W pierwszym rzucie myślałam, że wśród gier na Windows Phone nie znajdę gniotów. W przypadku Chopper Rescue mam kompletnie mieszane uczucia. Niby to interesujące, ale jakieś takie … nijakie. Teoretycznie wsiadamy na pokład helikoptera ratunkowego, który zbiera zakładników wojennych z pola walki. Praktycznie wygląda to tak, że latamy i obrywamy kulami. Jeżeli nawet ochronimy się przed strzałami, zabraknie nam paliwa na dalszy lot…
Twórcy aplikacji, studio Cirocco zaoferowali swoim użytkownikom trzy plansze, podzielone na 3 levele w każdej. Nie sądzę by był to jakiś zatrważający wynik, lecz może to wynika z faktu, że i tak każdy odinstalowuję produkcję po kilku minutach?
Zaczynamy zabawę na czymś w rodzaju pustyni. Obóz, do którego musimy wlecieć, jest ogrodzony. Należy więc unieść się na największą możliwą wysokość i polecieć w prawą stronę, używając joisticka. Na górnym pasku widnieją punkty, z których zabieramy zakładników. Mimo tego, że lądowałam właśnie w tych miejscach, cudem unikając ostrzału, nikt nie wchodził na pokład. Stwierdziłam, ze chyba robię coś źle. Okazało się, że przez całe 30 minut testowania, nie ujrzałam nawet jednego człowieka…
Ok – mniejsza o zakładników. Helikopter ratunkowy został wyposażony w możliwość strzelania. Ikonka ,,fire” umożliwia atakowanie wojsk przeciwnika, które jako pierwsze skierowały w nasza stronę swoje pociski.
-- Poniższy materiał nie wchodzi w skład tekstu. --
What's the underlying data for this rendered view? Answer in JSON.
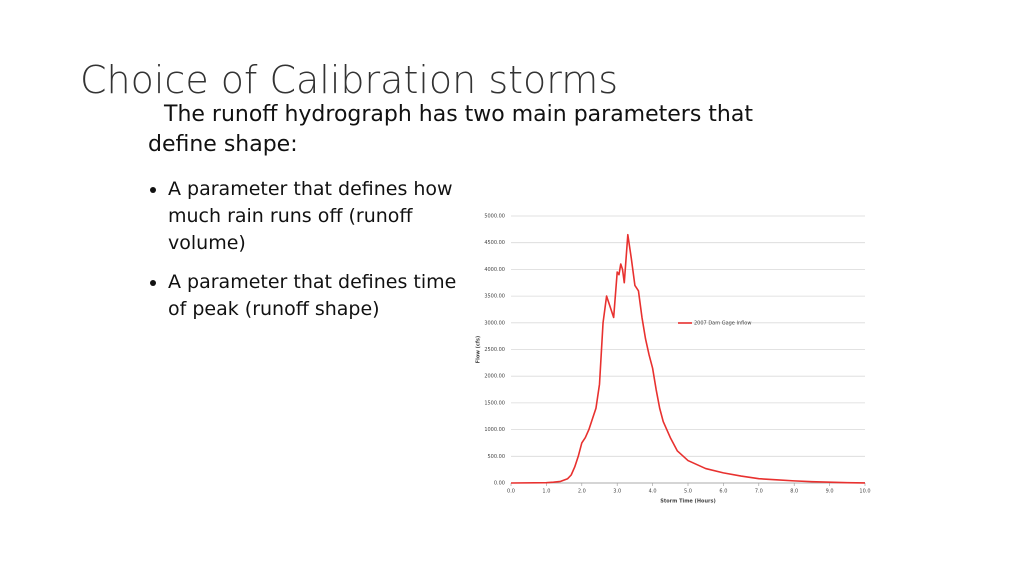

Rekordowo udało mi się przelecieć 2 razy przez planszę. Za każdym razem zostawałam zestrzelona, bądź pozbawiona paliwa.
Paliwa nie da się dopełnić, więc musimy bazować na tym, co obecnie mamy w baku. Powiem szczerze – mnie to nie pasi i aplikację usunęłam chwilę po tym, jak kliknęłam przycisk wyjścia z gry. W grze nie ma nic ciekawego. Grafika jest słaba. Dźwięki są marne, a akcja … niczym flaki z olejem. Nie polecam.